Change can be difficult under any circumstances. Change that requires substantial investment and disruption of the status quo presents an even greater challenge. For people and institutions, inertia usually is the default mode.

Equipment and applications may be old, but if they aren’t broken, why fix them?

But things are broken. State and local IT teams face many of the same legacy issues as their federal counterparts, including complex IT structures, manual processes, insufficient visibility into systems and dwindling resources. That hampers innovation and hinders delivery of services to citizens. These factors point to a conundrum for budget managers: Saving money may require spending money.

In addition to better allocation of limited resources and simplified structure, modernization addresses the skills gap, a continuing challenge in IT. For older systems running on COBOL, a diminishing number of programmers remain who are adept in this decades-old language. Only a small number of universities still offer COBOL courses. Many programmers who have the expertise will be eligible to retire in the next few years.

On the security front — an increasing concern for state and local CIOs — hackers can take advantage of outdated systems to infiltrate networks for months before being noticed. Modernizing helps to reduce that window of vulnerability.

Cloud technologies work to strengthen patching and administrator passwords and ­provide greater insights into user activity and data moving across endpoints.

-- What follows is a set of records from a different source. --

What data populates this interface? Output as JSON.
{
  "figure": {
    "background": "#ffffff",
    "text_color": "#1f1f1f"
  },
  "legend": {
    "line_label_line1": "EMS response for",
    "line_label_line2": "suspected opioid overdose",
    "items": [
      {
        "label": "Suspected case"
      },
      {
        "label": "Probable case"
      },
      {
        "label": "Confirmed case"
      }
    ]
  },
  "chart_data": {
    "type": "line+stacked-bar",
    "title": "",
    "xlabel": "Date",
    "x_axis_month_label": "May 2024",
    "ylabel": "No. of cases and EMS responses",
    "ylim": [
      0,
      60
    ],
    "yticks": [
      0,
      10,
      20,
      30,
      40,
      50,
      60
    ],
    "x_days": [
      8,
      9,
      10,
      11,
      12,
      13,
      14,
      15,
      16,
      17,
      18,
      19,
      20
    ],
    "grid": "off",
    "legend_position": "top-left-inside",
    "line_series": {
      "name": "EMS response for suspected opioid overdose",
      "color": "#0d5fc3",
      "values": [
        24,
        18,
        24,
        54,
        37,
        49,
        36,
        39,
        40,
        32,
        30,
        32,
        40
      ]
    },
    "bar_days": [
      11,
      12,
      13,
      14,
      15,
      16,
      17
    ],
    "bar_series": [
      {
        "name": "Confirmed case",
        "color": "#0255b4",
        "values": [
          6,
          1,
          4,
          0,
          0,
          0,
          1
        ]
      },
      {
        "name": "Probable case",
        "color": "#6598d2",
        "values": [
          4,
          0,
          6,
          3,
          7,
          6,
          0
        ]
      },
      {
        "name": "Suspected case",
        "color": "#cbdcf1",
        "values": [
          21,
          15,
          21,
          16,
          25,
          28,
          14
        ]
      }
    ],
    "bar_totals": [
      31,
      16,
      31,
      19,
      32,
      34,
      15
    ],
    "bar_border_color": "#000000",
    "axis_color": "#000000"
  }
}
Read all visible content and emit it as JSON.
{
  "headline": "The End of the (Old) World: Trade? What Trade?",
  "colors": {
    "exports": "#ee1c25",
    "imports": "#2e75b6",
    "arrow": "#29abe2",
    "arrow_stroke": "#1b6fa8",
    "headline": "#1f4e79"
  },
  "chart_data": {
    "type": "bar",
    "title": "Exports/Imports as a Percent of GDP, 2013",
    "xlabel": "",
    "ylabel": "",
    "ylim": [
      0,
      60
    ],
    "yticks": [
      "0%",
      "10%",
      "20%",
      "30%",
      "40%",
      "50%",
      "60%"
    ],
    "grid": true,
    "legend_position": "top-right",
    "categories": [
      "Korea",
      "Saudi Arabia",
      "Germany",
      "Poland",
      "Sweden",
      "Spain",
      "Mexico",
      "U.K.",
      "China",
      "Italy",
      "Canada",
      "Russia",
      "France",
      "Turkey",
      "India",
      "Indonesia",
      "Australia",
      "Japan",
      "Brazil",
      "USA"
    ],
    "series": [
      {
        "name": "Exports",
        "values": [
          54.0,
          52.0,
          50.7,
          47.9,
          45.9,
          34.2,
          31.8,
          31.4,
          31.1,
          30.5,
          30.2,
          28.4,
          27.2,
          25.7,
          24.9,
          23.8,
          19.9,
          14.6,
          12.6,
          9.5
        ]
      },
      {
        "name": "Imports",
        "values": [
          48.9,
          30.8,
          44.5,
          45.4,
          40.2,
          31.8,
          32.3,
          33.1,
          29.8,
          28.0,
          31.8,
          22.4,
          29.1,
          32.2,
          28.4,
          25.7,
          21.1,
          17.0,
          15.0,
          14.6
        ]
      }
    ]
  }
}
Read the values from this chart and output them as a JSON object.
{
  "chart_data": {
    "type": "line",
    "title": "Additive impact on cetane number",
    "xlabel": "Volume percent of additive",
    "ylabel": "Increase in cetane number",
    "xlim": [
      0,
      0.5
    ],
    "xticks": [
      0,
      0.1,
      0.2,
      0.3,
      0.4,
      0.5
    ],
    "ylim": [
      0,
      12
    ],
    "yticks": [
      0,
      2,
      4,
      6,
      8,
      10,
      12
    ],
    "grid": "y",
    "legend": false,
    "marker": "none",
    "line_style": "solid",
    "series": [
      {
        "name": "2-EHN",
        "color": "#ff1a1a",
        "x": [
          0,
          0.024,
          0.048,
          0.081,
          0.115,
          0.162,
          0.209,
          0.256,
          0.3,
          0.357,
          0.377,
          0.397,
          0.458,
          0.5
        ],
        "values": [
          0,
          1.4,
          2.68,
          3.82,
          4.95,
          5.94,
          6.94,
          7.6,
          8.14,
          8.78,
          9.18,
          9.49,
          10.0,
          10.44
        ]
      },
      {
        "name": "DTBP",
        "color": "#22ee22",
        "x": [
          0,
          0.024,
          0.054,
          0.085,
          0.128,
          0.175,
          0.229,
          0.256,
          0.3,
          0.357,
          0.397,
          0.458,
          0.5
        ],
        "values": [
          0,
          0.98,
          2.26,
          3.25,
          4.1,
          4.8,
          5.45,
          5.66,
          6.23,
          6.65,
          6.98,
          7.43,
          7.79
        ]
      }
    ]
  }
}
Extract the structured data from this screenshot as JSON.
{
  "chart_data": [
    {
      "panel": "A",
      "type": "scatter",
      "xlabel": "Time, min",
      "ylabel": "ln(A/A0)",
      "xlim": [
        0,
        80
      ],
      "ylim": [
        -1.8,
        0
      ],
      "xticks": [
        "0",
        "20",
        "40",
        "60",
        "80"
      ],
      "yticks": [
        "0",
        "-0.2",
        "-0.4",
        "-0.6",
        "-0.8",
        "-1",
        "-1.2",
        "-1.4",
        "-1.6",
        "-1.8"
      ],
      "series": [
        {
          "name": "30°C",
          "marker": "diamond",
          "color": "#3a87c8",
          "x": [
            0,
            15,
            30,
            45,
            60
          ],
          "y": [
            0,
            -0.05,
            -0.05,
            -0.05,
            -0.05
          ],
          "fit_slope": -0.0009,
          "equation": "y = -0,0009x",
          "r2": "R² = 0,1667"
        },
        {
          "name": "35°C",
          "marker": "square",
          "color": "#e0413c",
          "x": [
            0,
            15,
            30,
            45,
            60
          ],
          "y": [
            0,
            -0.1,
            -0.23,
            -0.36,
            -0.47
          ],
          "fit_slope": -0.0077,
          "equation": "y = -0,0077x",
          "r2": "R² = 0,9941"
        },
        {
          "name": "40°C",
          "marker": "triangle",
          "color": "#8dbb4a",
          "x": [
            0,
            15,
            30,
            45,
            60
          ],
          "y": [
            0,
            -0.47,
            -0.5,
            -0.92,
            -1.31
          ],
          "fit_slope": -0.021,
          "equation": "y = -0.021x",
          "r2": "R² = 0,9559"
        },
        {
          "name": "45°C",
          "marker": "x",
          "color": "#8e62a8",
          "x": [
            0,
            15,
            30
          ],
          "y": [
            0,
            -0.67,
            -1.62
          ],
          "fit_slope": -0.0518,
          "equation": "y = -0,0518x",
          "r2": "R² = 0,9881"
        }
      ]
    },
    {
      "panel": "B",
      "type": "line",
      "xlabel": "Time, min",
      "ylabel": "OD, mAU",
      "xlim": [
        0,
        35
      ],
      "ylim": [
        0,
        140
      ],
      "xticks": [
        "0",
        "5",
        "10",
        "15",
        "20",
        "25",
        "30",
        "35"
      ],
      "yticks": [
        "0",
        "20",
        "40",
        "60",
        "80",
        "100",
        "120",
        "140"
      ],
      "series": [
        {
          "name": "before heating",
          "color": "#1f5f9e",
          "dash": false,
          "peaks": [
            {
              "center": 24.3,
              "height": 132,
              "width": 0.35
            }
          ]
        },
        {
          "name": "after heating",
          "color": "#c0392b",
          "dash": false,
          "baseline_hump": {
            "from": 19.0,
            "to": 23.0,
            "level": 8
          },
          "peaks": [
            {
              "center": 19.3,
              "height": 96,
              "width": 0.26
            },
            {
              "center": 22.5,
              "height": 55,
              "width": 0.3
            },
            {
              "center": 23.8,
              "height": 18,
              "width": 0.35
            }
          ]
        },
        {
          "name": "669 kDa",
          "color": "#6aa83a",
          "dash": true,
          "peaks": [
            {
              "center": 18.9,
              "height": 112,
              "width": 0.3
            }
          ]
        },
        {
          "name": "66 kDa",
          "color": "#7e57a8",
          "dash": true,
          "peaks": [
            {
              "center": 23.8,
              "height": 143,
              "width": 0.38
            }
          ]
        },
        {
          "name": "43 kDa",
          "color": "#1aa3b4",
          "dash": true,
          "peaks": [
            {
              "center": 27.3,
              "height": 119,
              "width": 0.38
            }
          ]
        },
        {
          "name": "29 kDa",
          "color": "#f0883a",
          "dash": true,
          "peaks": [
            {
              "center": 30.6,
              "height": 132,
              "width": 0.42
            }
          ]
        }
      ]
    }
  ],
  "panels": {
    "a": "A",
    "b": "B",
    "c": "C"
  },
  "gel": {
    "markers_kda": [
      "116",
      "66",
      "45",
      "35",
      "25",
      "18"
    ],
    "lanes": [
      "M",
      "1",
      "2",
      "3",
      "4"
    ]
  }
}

Modernization clearly offers significant benefits to government agencies, and the citizens they serve, in the short and long term.

CIOs Can Act as IT Advocates

That makes IT professionals uniquely suited to advocate for modernization; they should pick up the ball and run with it, and many are. More than one-third of state CIOs in the 2016 survey reported that more than 10 percent of their budget is allocated to modernization projects. That’s encouraging and should inspire public sector IT teams to do more.

Where to start? The survey revealed a key source to support modernization efforts: federal matching funds. As one state CIO explained, “We’re focused on areas where we are able to leverage federal dollars — like for Medicaid, with the 90/10 match.”

A successful modernization program also needs distinct goals and metrics to gauge progress. IT teams should begin small and build on early successes, which can help garner further leadership and public backing. With that methodical, well-planned approach, legacy infrastructure and applications will steadily give way to systems that power innovative and transformative government.